Tuesday, February 3, 2015

The Victorious Almondo!

Long suffering followers of these annals may recall that last year, on the brink of their first ever major almondification, my two almond trees were devastated by a tribe of brigands. This time round, thanks to a combination of my mother's generosity and my own spendthriftery, I secured a set of A-grade fancy-pants bird-exclusion nets for trees, which have done time on various stone-fruits as various stone-fruits approach peak parrot-attractiveness. And therefore, despite a few days of this –

– we are verily with almonds! Yes indeedio, the unprecedented joy of an almond glut (not that almond + glut makes any kind of sense).

Prunus dulcis "Nonpareil". Barely visible fossilised ammonite for scale (my pleasure).

Only the nuts on the Nonpareil almond are ripe; its friend, the Carmel, is biding its time, which means that what you see in the basket above is a mere half of our first proper almond harvest (insh'allah). The Nonpareil gets the full force of the Western sun, whereas the Carmel catches a patch of afternoon shadow, and it's to this that I attribute the variation in ripening time, although I do note, having consulted the University of California's pamphlet on "Harvesting and Storing Your Home Orchard's Nut Crop" (essential reading, a tour de force), that "depending on variety, almonds are ready for harvest between early August [that would be early February to me] to late September [i.e., March]". So it may be that all Carmels will prove slower than all Nonpareils.

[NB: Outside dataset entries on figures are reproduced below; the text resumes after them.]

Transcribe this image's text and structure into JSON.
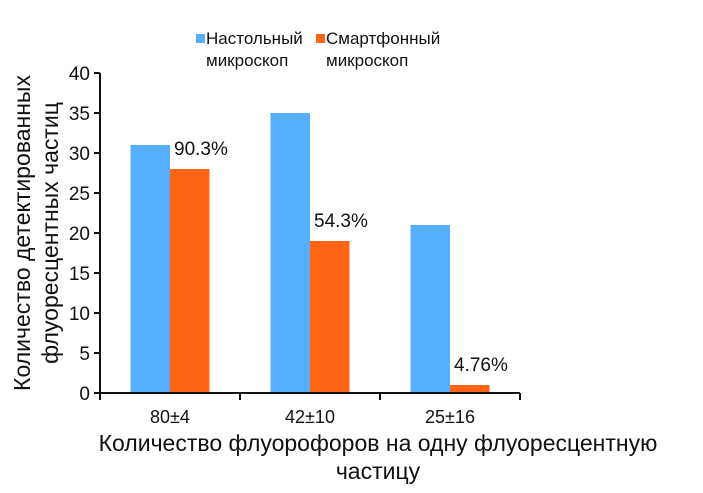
{
  "chart_data": {
    "type": "bar",
    "categories": [
      "80±4",
      "42±10",
      "25±16"
    ],
    "series": [
      {
        "name": "Настольный микроскоп",
        "name_lines": [
          "Настольный",
          "микроскоп"
        ],
        "color": "#55AEFF",
        "values": [
          31,
          35,
          21
        ]
      },
      {
        "name": "Смартфонный микроскоп",
        "name_lines": [
          "Смартфонный",
          "микроскоп"
        ],
        "color": "#FF6514",
        "values": [
          28,
          19,
          1
        ]
      }
    ],
    "data_labels": [
      "90.3%",
      "54.3%",
      "4.76%"
    ],
    "xlabel": "Количество флуорофоров на одну флуоресцентную частицу",
    "xlabel_lines": [
      "Количество флуорофоров на одну флуоресцентную",
      "частицу"
    ],
    "ylabel": "Количество детектированных флуоресцентных частиц",
    "ylabel_lines": [
      "Количество детектированных",
      "флуоресцентных частиц"
    ],
    "ylim": [
      0,
      40
    ],
    "yticks": [
      0,
      5,
      10,
      15,
      20,
      25,
      30,
      35,
      40
    ],
    "grid": false,
    "legend": "top"
  }
}
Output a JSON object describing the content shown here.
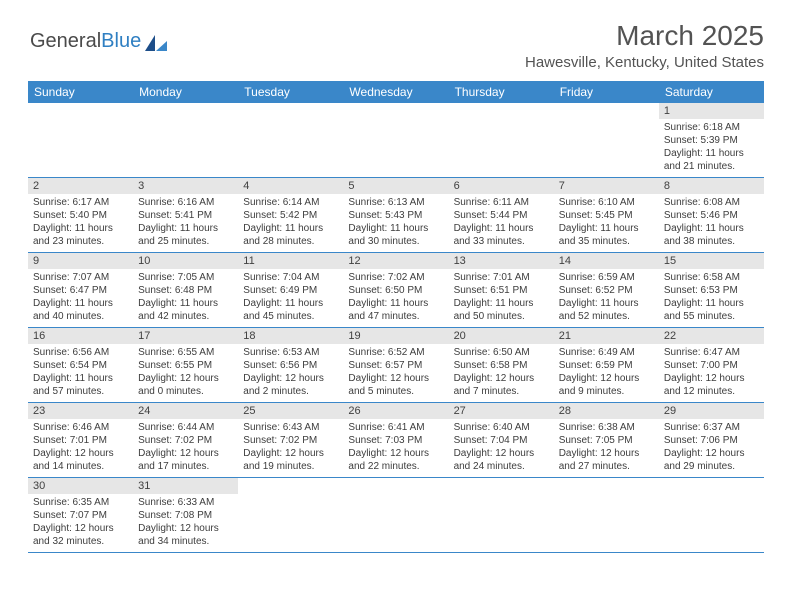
{
  "logo": {
    "part1": "General",
    "part2": "Blue"
  },
  "header": {
    "title": "March 2025",
    "location": "Hawesville, Kentucky, United States"
  },
  "colors": {
    "header_bg": "#3a87c9",
    "header_text": "#ffffff",
    "daynum_bg": "#e6e6e6",
    "text": "#4a4a4a",
    "border": "#3a87c9"
  },
  "weekdays": [
    "Sunday",
    "Monday",
    "Tuesday",
    "Wednesday",
    "Thursday",
    "Friday",
    "Saturday"
  ],
  "weeks": [
    [
      null,
      null,
      null,
      null,
      null,
      null,
      {
        "n": "1",
        "sunrise": "Sunrise: 6:18 AM",
        "sunset": "Sunset: 5:39 PM",
        "daylight": "Daylight: 11 hours and 21 minutes."
      }
    ],
    [
      {
        "n": "2",
        "sunrise": "Sunrise: 6:17 AM",
        "sunset": "Sunset: 5:40 PM",
        "daylight": "Daylight: 11 hours and 23 minutes."
      },
      {
        "n": "3",
        "sunrise": "Sunrise: 6:16 AM",
        "sunset": "Sunset: 5:41 PM",
        "daylight": "Daylight: 11 hours and 25 minutes."
      },
      {
        "n": "4",
        "sunrise": "Sunrise: 6:14 AM",
        "sunset": "Sunset: 5:42 PM",
        "daylight": "Daylight: 11 hours and 28 minutes."
      },
      {
        "n": "5",
        "sunrise": "Sunrise: 6:13 AM",
        "sunset": "Sunset: 5:43 PM",
        "daylight": "Daylight: 11 hours and 30 minutes."
      },
      {
        "n": "6",
        "sunrise": "Sunrise: 6:11 AM",
        "sunset": "Sunset: 5:44 PM",
        "daylight": "Daylight: 11 hours and 33 minutes."
      },
      {
        "n": "7",
        "sunrise": "Sunrise: 6:10 AM",
        "sunset": "Sunset: 5:45 PM",
        "daylight": "Daylight: 11 hours and 35 minutes."
      },
      {
        "n": "8",
        "sunrise": "Sunrise: 6:08 AM",
        "sunset": "Sunset: 5:46 PM",
        "daylight": "Daylight: 11 hours and 38 minutes."
      }
    ],
    [
      {
        "n": "9",
        "sunrise": "Sunrise: 7:07 AM",
        "sunset": "Sunset: 6:47 PM",
        "daylight": "Daylight: 11 hours and 40 minutes."
      },
      {
        "n": "10",
        "sunrise": "Sunrise: 7:05 AM",
        "sunset": "Sunset: 6:48 PM",
        "daylight": "Daylight: 11 hours and 42 minutes."
      },
      {
        "n": "11",
        "sunrise": "Sunrise: 7:04 AM",
        "sunset": "Sunset: 6:49 PM",
        "daylight": "Daylight: 11 hours and 45 minutes."
      },
      {
        "n": "12",
        "sunrise": "Sunrise: 7:02 AM",
        "sunset": "Sunset: 6:50 PM",
        "daylight": "Daylight: 11 hours and 47 minutes."
      },
      {
        "n": "13",
        "sunrise": "Sunrise: 7:01 AM",
        "sunset": "Sunset: 6:51 PM",
        "daylight": "Daylight: 11 hours and 50 minutes."
      },
      {
        "n": "14",
        "sunrise": "Sunrise: 6:59 AM",
        "sunset": "Sunset: 6:52 PM",
        "daylight": "Daylight: 11 hours and 52 minutes."
      },
      {
        "n": "15",
        "sunrise": "Sunrise: 6:58 AM",
        "sunset": "Sunset: 6:53 PM",
        "daylight": "Daylight: 11 hours and 55 minutes."
      }
    ],
    [
      {
        "n": "16",
        "sunrise": "Sunrise: 6:56 AM",
        "sunset": "Sunset: 6:54 PM",
        "daylight": "Daylight: 11 hours and 57 minutes."
      },
      {
        "n": "17",
        "sunrise": "Sunrise: 6:55 AM",
        "sunset": "Sunset: 6:55 PM",
        "daylight": "Daylight: 12 hours and 0 minutes."
      },
      {
        "n": "18",
        "sunrise": "Sunrise: 6:53 AM",
        "sunset": "Sunset: 6:56 PM",
        "daylight": "Daylight: 12 hours and 2 minutes."
      },
      {
        "n": "19",
        "sunrise": "Sunrise: 6:52 AM",
        "sunset": "Sunset: 6:57 PM",
        "daylight": "Daylight: 12 hours and 5 minutes."
      },
      {
        "n": "20",
        "sunrise": "Sunrise: 6:50 AM",
        "sunset": "Sunset: 6:58 PM",
        "daylight": "Daylight: 12 hours and 7 minutes."
      },
      {
        "n": "21",
        "sunrise": "Sunrise: 6:49 AM",
        "sunset": "Sunset: 6:59 PM",
        "daylight": "Daylight: 12 hours and 9 minutes."
      },
      {
        "n": "22",
        "sunrise": "Sunrise: 6:47 AM",
        "sunset": "Sunset: 7:00 PM",
        "daylight": "Daylight: 12 hours and 12 minutes."
      }
    ],
    [
      {
        "n": "23",
        "sunrise": "Sunrise: 6:46 AM",
        "sunset": "Sunset: 7:01 PM",
        "daylight": "Daylight: 12 hours and 14 minutes."
      },
      {
        "n": "24",
        "sunrise": "Sunrise: 6:44 AM",
        "sunset": "Sunset: 7:02 PM",
        "daylight": "Daylight: 12 hours and 17 minutes."
      },
      {
        "n": "25",
        "sunrise": "Sunrise: 6:43 AM",
        "sunset": "Sunset: 7:02 PM",
        "daylight": "Daylight: 12 hours and 19 minutes."
      },
      {
        "n": "26",
        "sunrise": "Sunrise: 6:41 AM",
        "sunset": "Sunset: 7:03 PM",
        "daylight": "Daylight: 12 hours and 22 minutes."
      },
      {
        "n": "27",
        "sunrise": "Sunrise: 6:40 AM",
        "sunset": "Sunset: 7:04 PM",
        "daylight": "Daylight: 12 hours and 24 minutes."
      },
      {
        "n": "28",
        "sunrise": "Sunrise: 6:38 AM",
        "sunset": "Sunset: 7:05 PM",
        "daylight": "Daylight: 12 hours and 27 minutes."
      },
      {
        "n": "29",
        "sunrise": "Sunrise: 6:37 AM",
        "sunset": "Sunset: 7:06 PM",
        "daylight": "Daylight: 12 hours and 29 minutes."
      }
    ],
    [
      {
        "n": "30",
        "sunrise": "Sunrise: 6:35 AM",
        "sunset": "Sunset: 7:07 PM",
        "daylight": "Daylight: 12 hours and 32 minutes."
      },
      {
        "n": "31",
        "sunrise": "Sunrise: 6:33 AM",
        "sunset": "Sunset: 7:08 PM",
        "daylight": "Daylight: 12 hours and 34 minutes."
      },
      null,
      null,
      null,
      null,
      null
    ]
  ]
}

Never having had much to do with almond harvesting before (thanks, cockies), I'm relying fairly heavily on the good almond commentators at the U of California. They advise that harvest "should begin when 95% of the nuts have hulls that have split open to expose the in-shell almond inside", although they also say that you can proceed when only 75% have split, to save your almonds from North American equivalents to the cockatoo, though frankly I don't think that would work with the cockatoos round here.

After harvest, I'm supposed to remove the hulls while watching Barnaby Joyce on last night's recording of Q and A. Gosh he's a weirdo.

And then the nuts in their shells need additional drying to prevent mold. In the midst of this drying process, which I have trusted to my Fowlers' Vacola Dehydrator, I'm meant to unshell a nut periodically and check whether it's dry and brittle. Once they are - dry and brittle - they're good for 8 months at room temperature, and longer if frozen. So, tra la!, almonds!